Слуги принесли комок глины, расплющили его на камне, а потом торговцы составили купчую, украсив табличку рядами аккадской клинописи. Именно на языке Вавилона велась вся деловая и дипломатическая переписка в известном мире. Купец Уртену приложил к табличке цилиндр длинной стороной и прокатил его ладонью, оставив затейливый оттиск. Нет второго такого на свете, и изготовить не получится, сразу обман наружу выйдет.
— Сделка состоялась! — торжественно заявил покупатель. — Сейчас обожжем табличку в печи, и я расплачусь.

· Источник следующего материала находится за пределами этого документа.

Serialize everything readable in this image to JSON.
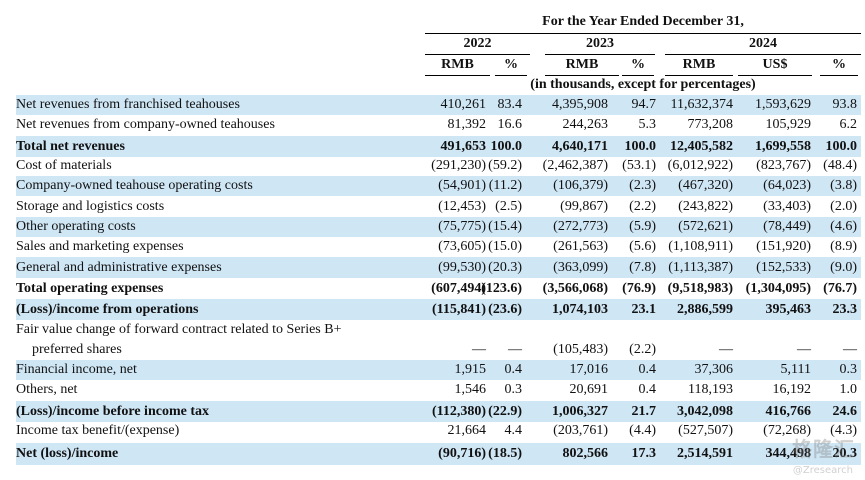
{
  "header": {
    "period": "For the Year Ended December 31,",
    "years": [
      "2022",
      "2023",
      "2024"
    ],
    "units": [
      "RMB",
      "%",
      "RMB",
      "%",
      "RMB",
      "US$",
      "%"
    ],
    "note": "(in thousands, except for percentages)"
  },
  "rows": [
    {
      "label": "Net revenues from franchised teahouses",
      "values": [
        "410,261",
        "83.4",
        "4,395,908",
        "94.7",
        "11,632,374",
        "1,593,629",
        "93.8"
      ],
      "bold": false,
      "shade": true
    },
    {
      "label": "Net revenues from company-owned teahouses",
      "values": [
        "81,392",
        "16.6",
        "244,263",
        "5.3",
        "773,208",
        "105,929",
        "6.2"
      ],
      "bold": false,
      "shade": false
    },
    {
      "label": "Total net revenues",
      "values": [
        "491,653",
        "100.0",
        "4,640,171",
        "100.0",
        "12,405,582",
        "1,699,558",
        "100.0"
      ],
      "bold": true,
      "shade": true
    },
    {
      "label": "Cost of materials",
      "values": [
        "(291,230)",
        "(59.2)",
        "(2,462,387)",
        "(53.1)",
        "(6,012,922)",
        "(823,767)",
        "(48.4)"
      ],
      "bold": false,
      "shade": false
    },
    {
      "label": "Company-owned teahouse operating costs",
      "values": [
        "(54,901)",
        "(11.2)",
        "(106,379)",
        "(2.3)",
        "(467,320)",
        "(64,023)",
        "(3.8)"
      ],
      "bold": false,
      "shade": true
    },
    {
      "label": "Storage and logistics costs",
      "values": [
        "(12,453)",
        "(2.5)",
        "(99,867)",
        "(2.2)",
        "(243,822)",
        "(33,403)",
        "(2.0)"
      ],
      "bold": false,
      "shade": false
    },
    {
      "label": "Other operating costs",
      "values": [
        "(75,775)",
        "(15.4)",
        "(272,773)",
        "(5.9)",
        "(572,621)",
        "(78,449)",
        "(4.6)"
      ],
      "bold": false,
      "shade": true
    },
    {
      "label": "Sales and marketing expenses",
      "values": [
        "(73,605)",
        "(15.0)",
        "(261,563)",
        "(5.6)",
        "(1,108,911)",
        "(151,920)",
        "(8.9)"
      ],
      "bold": false,
      "shade": false
    },
    {
      "label": "General and administrative expenses",
      "values": [
        "(99,530)",
        "(20.3)",
        "(363,099)",
        "(7.8)",
        "(1,113,387)",
        "(152,533)",
        "(9.0)"
      ],
      "bold": false,
      "shade": true
    },
    {
      "label": "Total operating expenses",
      "values": [
        "(607,494)",
        "(123.6)",
        "(3,566,068)",
        "(76.9)",
        "(9,518,983)",
        "(1,304,095)",
        "(76.7)"
      ],
      "bold": true,
      "shade": false
    },
    {
      "label": "(Loss)/income from operations",
      "values": [
        "(115,841)",
        "(23.6)",
        "1,074,103",
        "23.1",
        "2,886,599",
        "395,463",
        "23.3"
      ],
      "bold": true,
      "shade": true
    },
    {
      "label": "Fair value change of forward contract related to Series B+",
      "values": [
        "",
        "",
        "",
        "",
        "",
        "",
        ""
      ],
      "bold": false,
      "shade": false
    },
    {
      "label": "preferred shares",
      "values": [
        "—",
        "—",
        "(105,483)",
        "(2.2)",
        "—",
        "—",
        "—"
      ],
      "bold": false,
      "shade": false,
      "indent": true
    },
    {
      "label": "Financial income, net",
      "values": [
        "1,915",
        "0.4",
        "17,016",
        "0.4",
        "37,306",
        "5,111",
        "0.3"
      ],
      "bold": false,
      "shade": true
    },
    {
      "label": "Others, net",
      "values": [
        "1,546",
        "0.3",
        "20,691",
        "0.4",
        "118,193",
        "16,192",
        "1.0"
      ],
      "bold": false,
      "shade": false
    },
    {
      "label": "(Loss)/income before income tax",
      "values": [
        "(112,380)",
        "(22.9)",
        "1,006,327",
        "21.7",
        "3,042,098",
        "416,766",
        "24.6"
      ],
      "bold": true,
      "shade": true
    },
    {
      "label": "Income tax benefit/(expense)",
      "values": [
        "21,664",
        "4.4",
        "(203,761)",
        "(4.4)",
        "(527,507)",
        "(72,268)",
        "(4.3)"
      ],
      "bold": false,
      "shade": false
    },
    {
      "label": "Net (loss)/income",
      "values": [
        "(90,716)",
        "(18.5)",
        "802,566",
        "17.3",
        "2,514,591",
        "344,498",
        "20.3"
      ],
      "bold": true,
      "shade": true
    }
  ],
  "watermark": {
    "text": "格隆汇",
    "sub": "@Zresearch"
  }
}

— Скажи мне, добрый господин, — тихо шепнула Феано так, чтобы и Тимофей ее тоже слышал. — А сколько бы я стоила, если бы не умела петь и танцевать?
— Половину от этой суммы, — ответил, подумав, Рапану. Он был так счастлив, что спустил ей немыслимую дерзость. Раб не может заговорить с хозяином первым.
— А если рабыня еще и знала других мужей? — с невинным видом посмотрела на него Феано.
— Да сиклей десять, — пожал плечами Рапану. — Если красивая, пятнадцать. Стой! Ты на что это намекаешь?
Он начал медленно бледнеть, понимая, что только что натворил.
— Что, болтунишка щекастый! — с ласковой ненавистью в голосе сказала Феано. — Обделался? И правильно! Не умею я ни плясать, ни петь! И кифару я в своей деревне только издалека видела.
— Так ты что, не дева? — сдавленным голосом прошептал Рапану.
— Дева, сказал тоже, — фыркнула Феано. — Уж и забыла, когда ей была. Мне вот интересно, что твой отец скажет, когда узнает, что ты от его имени порченый товар продал? Да еще и богами поклялся! Ну что, рассказать покупателю, что ты наврал ему, брехливый щенок?
— Я с тебя сейчас шкуру спущу! — начал багроветь Рапану, которому кровь бросилась в лицо. Ему еще никогда так стыдно не было.
— Ты меня даже пальцем не тронешь! — отчетливо выговаривая каждое слово, сказала Феано. — Сделка состоялась, и никто не захочет, чтобы она сорвалась. Вот этому воину не понравится, если моя цена уменьшится. Так, парень? — и она ткнула в сторону Тимофея.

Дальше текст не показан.